Tapi apakah mereka merusak? Tidak, hanya sebatas mengganggu bagi penonton yang mungkin sedikit sensitif.  Bahkan bagi mereka yang tidak memperoleh kondisi tersebut ini akan menjadi sebuah petualangan dangkal yang tidak pernah kehilangan energi secara total, penuh nada cerah dengan gerak licin yang terasa pas. Apalagi dengan kinerja Steve Coogan yang gemilang, ia mampu membentuk Alan Partridge agar mudah diterima terlebih bagi mereka yang tidak begitu mengenal karakternya, serta menyajikan sisi lucu dan eksentrik secara padu lengkap dengan one-punch dialog yang memberikan tawa hingga ekspresi penuh kesan witty yang menyenangkan. Kombinasinya dengan pemeran lain juga berhasil menjaga kepadatan kisah sehingga tidak menjadi sebuah presentasi dangkal yang menjengkelkan.

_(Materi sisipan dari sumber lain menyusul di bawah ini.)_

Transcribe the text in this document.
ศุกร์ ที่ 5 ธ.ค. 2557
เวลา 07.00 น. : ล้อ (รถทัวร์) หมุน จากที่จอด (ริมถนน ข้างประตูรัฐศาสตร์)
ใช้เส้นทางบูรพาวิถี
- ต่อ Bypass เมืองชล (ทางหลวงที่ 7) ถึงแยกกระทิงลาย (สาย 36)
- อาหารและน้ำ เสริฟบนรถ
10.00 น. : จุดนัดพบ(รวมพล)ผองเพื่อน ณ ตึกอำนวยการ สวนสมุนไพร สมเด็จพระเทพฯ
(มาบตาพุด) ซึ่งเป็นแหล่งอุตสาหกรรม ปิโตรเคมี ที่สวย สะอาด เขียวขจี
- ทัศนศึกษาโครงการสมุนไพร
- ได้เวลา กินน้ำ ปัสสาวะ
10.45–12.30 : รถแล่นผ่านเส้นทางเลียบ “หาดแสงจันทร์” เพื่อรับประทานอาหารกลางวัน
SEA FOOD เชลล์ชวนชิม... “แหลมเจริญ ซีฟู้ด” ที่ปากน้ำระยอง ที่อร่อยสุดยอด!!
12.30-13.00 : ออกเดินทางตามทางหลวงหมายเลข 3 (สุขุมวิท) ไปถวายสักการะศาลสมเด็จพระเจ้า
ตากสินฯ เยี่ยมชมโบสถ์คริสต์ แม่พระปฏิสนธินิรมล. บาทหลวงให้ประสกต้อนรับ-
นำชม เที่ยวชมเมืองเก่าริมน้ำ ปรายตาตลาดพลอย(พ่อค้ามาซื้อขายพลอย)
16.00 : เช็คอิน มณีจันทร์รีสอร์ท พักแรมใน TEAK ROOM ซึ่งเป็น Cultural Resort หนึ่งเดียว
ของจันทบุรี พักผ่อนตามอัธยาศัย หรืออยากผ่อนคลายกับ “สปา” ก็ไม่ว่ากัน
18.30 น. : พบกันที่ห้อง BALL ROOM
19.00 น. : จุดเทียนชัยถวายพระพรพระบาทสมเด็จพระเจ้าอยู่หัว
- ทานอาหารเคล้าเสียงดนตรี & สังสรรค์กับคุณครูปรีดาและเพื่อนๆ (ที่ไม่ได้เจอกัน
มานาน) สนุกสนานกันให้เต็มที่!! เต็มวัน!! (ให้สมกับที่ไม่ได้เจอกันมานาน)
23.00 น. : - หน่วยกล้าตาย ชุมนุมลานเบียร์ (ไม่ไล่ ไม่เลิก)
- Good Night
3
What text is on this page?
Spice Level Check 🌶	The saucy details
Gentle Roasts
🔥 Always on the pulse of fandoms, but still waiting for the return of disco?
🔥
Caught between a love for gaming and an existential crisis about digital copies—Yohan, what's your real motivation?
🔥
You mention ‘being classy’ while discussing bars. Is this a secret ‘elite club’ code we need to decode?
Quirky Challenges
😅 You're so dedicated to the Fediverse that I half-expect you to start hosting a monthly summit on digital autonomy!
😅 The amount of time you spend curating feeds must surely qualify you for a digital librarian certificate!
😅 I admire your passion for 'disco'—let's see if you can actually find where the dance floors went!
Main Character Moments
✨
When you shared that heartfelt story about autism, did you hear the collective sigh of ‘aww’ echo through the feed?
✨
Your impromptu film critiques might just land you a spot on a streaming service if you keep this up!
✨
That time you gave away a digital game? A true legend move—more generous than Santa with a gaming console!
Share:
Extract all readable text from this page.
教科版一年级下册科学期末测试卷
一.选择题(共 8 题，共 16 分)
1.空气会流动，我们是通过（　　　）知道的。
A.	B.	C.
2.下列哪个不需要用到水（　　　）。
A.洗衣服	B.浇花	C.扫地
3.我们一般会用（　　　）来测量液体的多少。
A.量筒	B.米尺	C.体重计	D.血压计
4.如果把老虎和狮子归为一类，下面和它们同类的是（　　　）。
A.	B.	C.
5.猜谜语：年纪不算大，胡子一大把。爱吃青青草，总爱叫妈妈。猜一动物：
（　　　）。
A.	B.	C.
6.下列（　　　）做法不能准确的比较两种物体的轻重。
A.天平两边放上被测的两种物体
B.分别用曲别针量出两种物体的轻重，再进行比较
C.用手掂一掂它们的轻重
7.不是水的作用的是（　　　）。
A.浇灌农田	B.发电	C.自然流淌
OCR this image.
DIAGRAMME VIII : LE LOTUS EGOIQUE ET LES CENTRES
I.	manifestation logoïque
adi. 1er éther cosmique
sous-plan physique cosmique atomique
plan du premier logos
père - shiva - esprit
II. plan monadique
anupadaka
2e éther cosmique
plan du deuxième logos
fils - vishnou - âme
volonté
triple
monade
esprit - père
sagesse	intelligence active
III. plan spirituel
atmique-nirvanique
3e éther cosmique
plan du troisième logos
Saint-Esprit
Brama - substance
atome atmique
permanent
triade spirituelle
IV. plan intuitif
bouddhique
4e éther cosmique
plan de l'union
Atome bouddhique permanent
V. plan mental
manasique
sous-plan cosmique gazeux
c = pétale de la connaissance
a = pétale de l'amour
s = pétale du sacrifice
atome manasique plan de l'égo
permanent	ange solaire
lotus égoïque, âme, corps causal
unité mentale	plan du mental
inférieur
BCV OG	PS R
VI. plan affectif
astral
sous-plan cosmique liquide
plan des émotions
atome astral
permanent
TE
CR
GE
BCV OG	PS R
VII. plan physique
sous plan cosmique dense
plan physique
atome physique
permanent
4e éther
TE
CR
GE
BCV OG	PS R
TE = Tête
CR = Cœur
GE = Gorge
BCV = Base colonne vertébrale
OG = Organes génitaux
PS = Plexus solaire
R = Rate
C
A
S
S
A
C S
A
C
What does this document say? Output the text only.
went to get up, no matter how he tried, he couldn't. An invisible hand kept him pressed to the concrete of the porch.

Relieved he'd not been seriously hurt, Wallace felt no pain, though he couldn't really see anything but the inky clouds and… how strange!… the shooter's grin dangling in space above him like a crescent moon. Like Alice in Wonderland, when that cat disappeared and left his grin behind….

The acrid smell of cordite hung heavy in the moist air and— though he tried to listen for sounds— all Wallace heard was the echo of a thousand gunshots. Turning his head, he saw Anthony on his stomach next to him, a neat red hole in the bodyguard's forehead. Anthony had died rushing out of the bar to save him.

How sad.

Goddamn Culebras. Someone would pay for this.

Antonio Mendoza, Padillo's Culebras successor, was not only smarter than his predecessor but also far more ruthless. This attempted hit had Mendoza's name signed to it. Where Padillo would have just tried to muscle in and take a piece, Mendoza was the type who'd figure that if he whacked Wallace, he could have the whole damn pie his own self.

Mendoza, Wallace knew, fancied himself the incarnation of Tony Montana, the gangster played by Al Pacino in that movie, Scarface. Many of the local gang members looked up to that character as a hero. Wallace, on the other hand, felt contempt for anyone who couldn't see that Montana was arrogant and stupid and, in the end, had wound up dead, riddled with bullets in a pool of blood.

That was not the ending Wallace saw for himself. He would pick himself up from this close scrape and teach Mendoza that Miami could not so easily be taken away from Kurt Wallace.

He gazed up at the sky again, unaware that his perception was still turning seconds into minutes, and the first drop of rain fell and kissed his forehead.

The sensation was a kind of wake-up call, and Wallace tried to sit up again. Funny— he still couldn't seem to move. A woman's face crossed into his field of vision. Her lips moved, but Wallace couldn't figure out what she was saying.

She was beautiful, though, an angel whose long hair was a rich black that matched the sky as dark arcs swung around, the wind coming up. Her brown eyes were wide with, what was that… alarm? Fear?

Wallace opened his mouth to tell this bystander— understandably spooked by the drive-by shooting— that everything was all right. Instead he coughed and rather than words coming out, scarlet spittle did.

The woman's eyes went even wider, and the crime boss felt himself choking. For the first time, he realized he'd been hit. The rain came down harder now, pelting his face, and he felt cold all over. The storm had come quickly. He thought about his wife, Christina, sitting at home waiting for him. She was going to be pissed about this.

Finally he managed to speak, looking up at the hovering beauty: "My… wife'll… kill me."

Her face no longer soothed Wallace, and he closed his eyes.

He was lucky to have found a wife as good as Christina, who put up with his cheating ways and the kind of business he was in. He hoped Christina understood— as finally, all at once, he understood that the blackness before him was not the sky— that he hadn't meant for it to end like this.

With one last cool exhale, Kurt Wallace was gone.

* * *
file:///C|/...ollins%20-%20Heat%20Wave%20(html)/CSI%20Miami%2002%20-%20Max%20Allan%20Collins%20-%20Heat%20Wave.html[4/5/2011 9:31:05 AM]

Overall, Alan Partridge: Alpha Papa adalah film yang memuaskan. Saya selalu percaya bahwa materi cerita berkualitas dari sebuah komedi adalah bonus, karena yang kita cari adalah tawa, dan tawa dapat hadir dari hal sederhana yang konyol dan dangkal jika mampu dibentuk dengan tepat dan jauh dari kesan menjengkelkan. Itu yang dimiliki oleh film ini, dipenuhi dengan materi kurang penting, bahkan mereka dapat diselesaikan hanya dalam setengah durasinya yang sebesar 90 menit itu, tapi ia mampu memberikan hasil yang memuaskan dengan menyajikan eksekusi yang padat, efektif, dan juga efisien. Lucu, dan itu cukup. Segmented.